El placer del contacto con la naturaleza sólo cautiva por experiencia. Se hace preciso educar la sensibilidad para que no dé por conocido el entorno más próximo y más lejano con el que cada persona puede entrar en contacto. La atracción por la contemplación puede ser que siga de una determinación del carácter, o que se adquiera como un hábito creciente de la sensibilidad por el orden y la estética de la naturaleza, pero lo que para muchos parece ser determinante es cómo crece, hasta adquirir consideración de pasión, la interiorización de valores asociados al contacto con la naturaleza.
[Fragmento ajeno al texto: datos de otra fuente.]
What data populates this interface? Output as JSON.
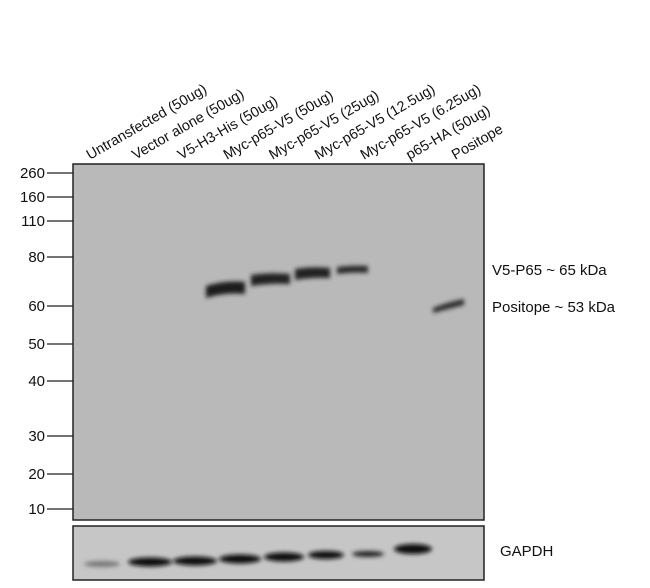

Captar la serenidad que transmite un lago, la sensacion de grandeza de los altos riscos, la ingravidez del vuelo de las aves, la melancolía de una puesta de sol, la vivacidad de las aguas bravas, el sonido del silencio del desierto, la inmensidad de la mar, la estética de las flores, los contraluces de la estepa, el anonimato de la profundidad de los bosques, la sinfonía de las selvas tropicales, la fragilidad de la nieve, la delicadeza de los frutos silvestres, por no nombrar la singularidad que envolviendo la vida de cada ser viviente nos induce a considerar el misterio de nuestra propia existencia. Con razón se puede citar como El gran espectáculo del mundo el hábitat que vivimos, al que sólo tenemos que asomarnos por la ventana de nuestra sensibilidad.
Crecer en el amor a la naturaleza está fuertemente vinculado a crecer en el propio amor, que no necesariamente es amor a lo propio, porque el hábitat cuanto más se le admira más se percibe como patrimonio común de la humanidad y de la biodiversidad, cuya multiplicidad de especies constituye la riqueza esencial para su contemplación. Tanto enseña esa relación con el medio ambiente que, sin que se pueda considerar fuente de la ética, educa la conciencia del respeto, que constituye la base de la buena relación entre las personas.
La migración del ámbito de vida rural hacia las urbes puede poner en serio peligro el hábito de la contemplación, sobre todo cuando el hombre desprecia la oportunidad de disfrutar el paisaje que le brinda la ventanilla de un servicio público de transporte, cuando ha de desplazarse a otra ciudad. Se prefiere el propio automóvil y fijar la vista en el coche que precede y la tensión del tráfico. Poco a poco, consumiendo la vida en una ciudad cuyas torres ocultan las salidas y puestas de sol y su iluminación las estrellas, si no se cultiva la sensibilidad se corre el peligro de pensar solamente en conflictos, agendas, compromisos, facturas, televisión e internet, cayendo en olvido que cada ser de la naturaleza ha sido premiado con poder contemplar gratuitamente la grandiosidad de la parte y el todo del universo que se disponga a percibir.